OpenAI is a non-profit AI research company founded by Elon Musk with big name sponsors including Reid Hoffman, Peter Thiel, Microsoft, and AWS. OpenAI researchers proposed InfoGAN model back in August, where the system can generate representations containing information about the dataset in an unsupervised manner.
Microsoft, like Google, works on a variety of machine learning fields. Since introducing deep residual learning for image recognition in 2015, Microsoft delivered in a big way in speech recognition this October. Microsoft’s researcher announced that its systems reached human parity in conversational speech recognition. Azure’s machine learning and cognitive toolkit are also solid products that are more accessible for casual users.
Similar to FAIR’s focus on convolutional neural networks due to Yann LeCun’s influence, MetaMind, headed by Richard Socher, focuses on recurrent neural networks and NLP applications. The Joint Many-Tasks (JMT) model is an end-to-end trainable model able to learn complex NLP tasks. “Adaptive Attention via a Visual Sentinel”, presented at NIPS, involves NLP joined with convolutional neural networks and shows significant improvements in image captioning (LWITF V14.0).
Uber
Perhaps shadowed by the news of its acquisition of Otto (self-driving trucks) is Uber’s acquisition of Geometric Intelligence. Not much is known about Geometric Intelligence, but it’s speculated that it was an acqui-hire to position Uber as an AI company. 2017 will be interesting as we await the products of the talent pool hired through Otto and Geometric Intelligence.
While all the major industry players are American, Baidu’s accomplishments cannot be overlooked. Headed by Andrew Ng, Baidu released DeepBench in September, an open-source benchmark for testing how fast processors train neural networks. PaddlePaddle, Baidu’s Python-based deep learning framework, showed impressive speech transcription in Chinese.

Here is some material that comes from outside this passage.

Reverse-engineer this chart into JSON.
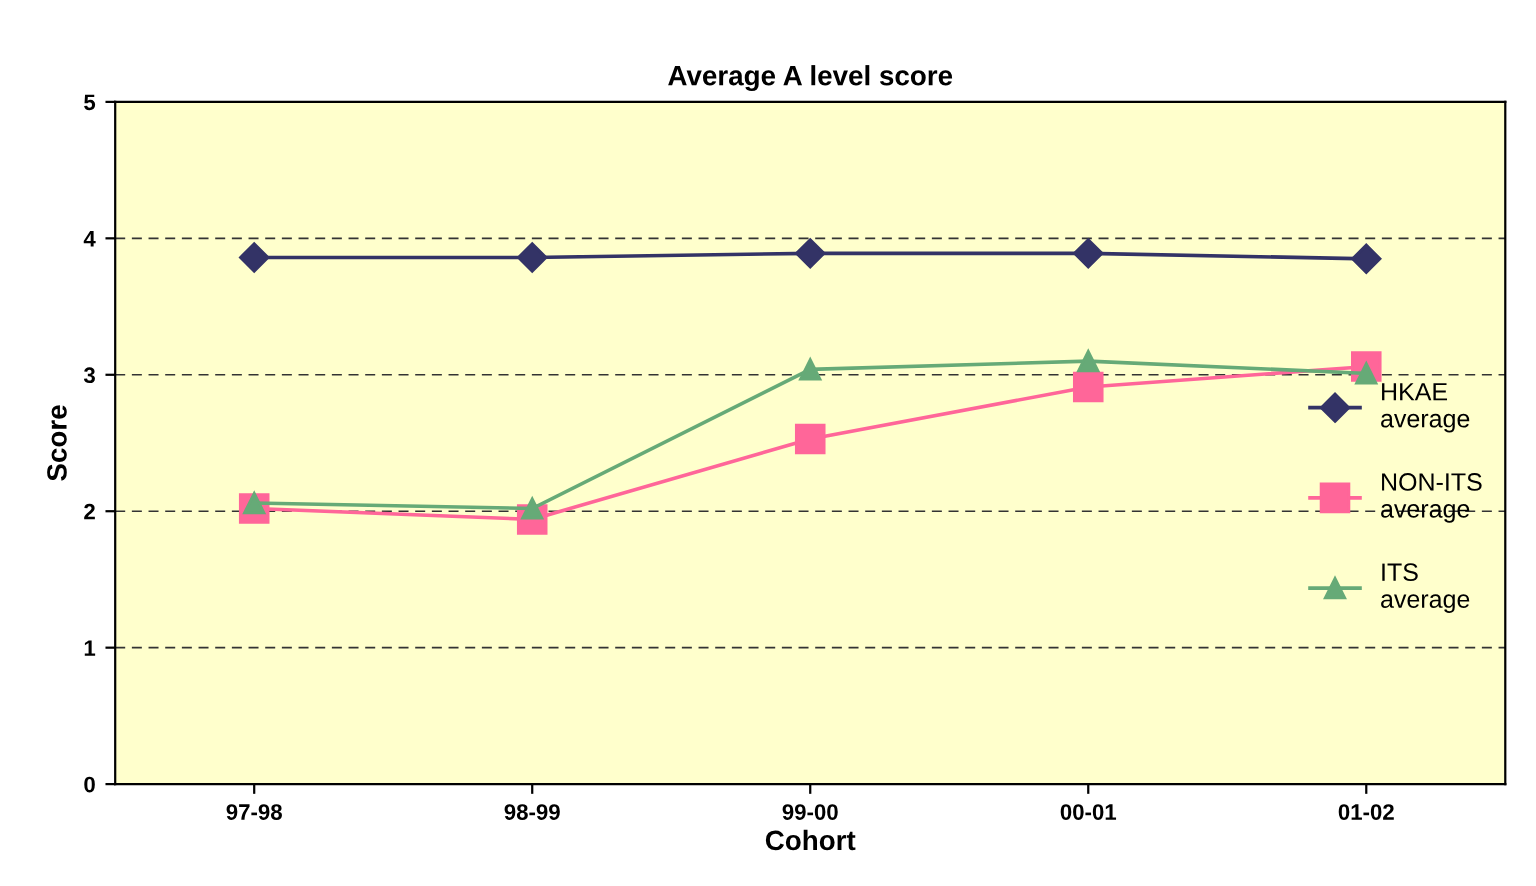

Self-driving cars and Amazon Go generated a heated debate on the effects of automation this year. From tech leaders dismissal of job loss to a call for a universal basic income, the general public began to grapple with the consequences of AI.
This topic is so complex that rather than unpacking every component, we provide you with our take on the topic. Regardless of your thoughts on AI, the age of AI is coming, and we need to be prepared.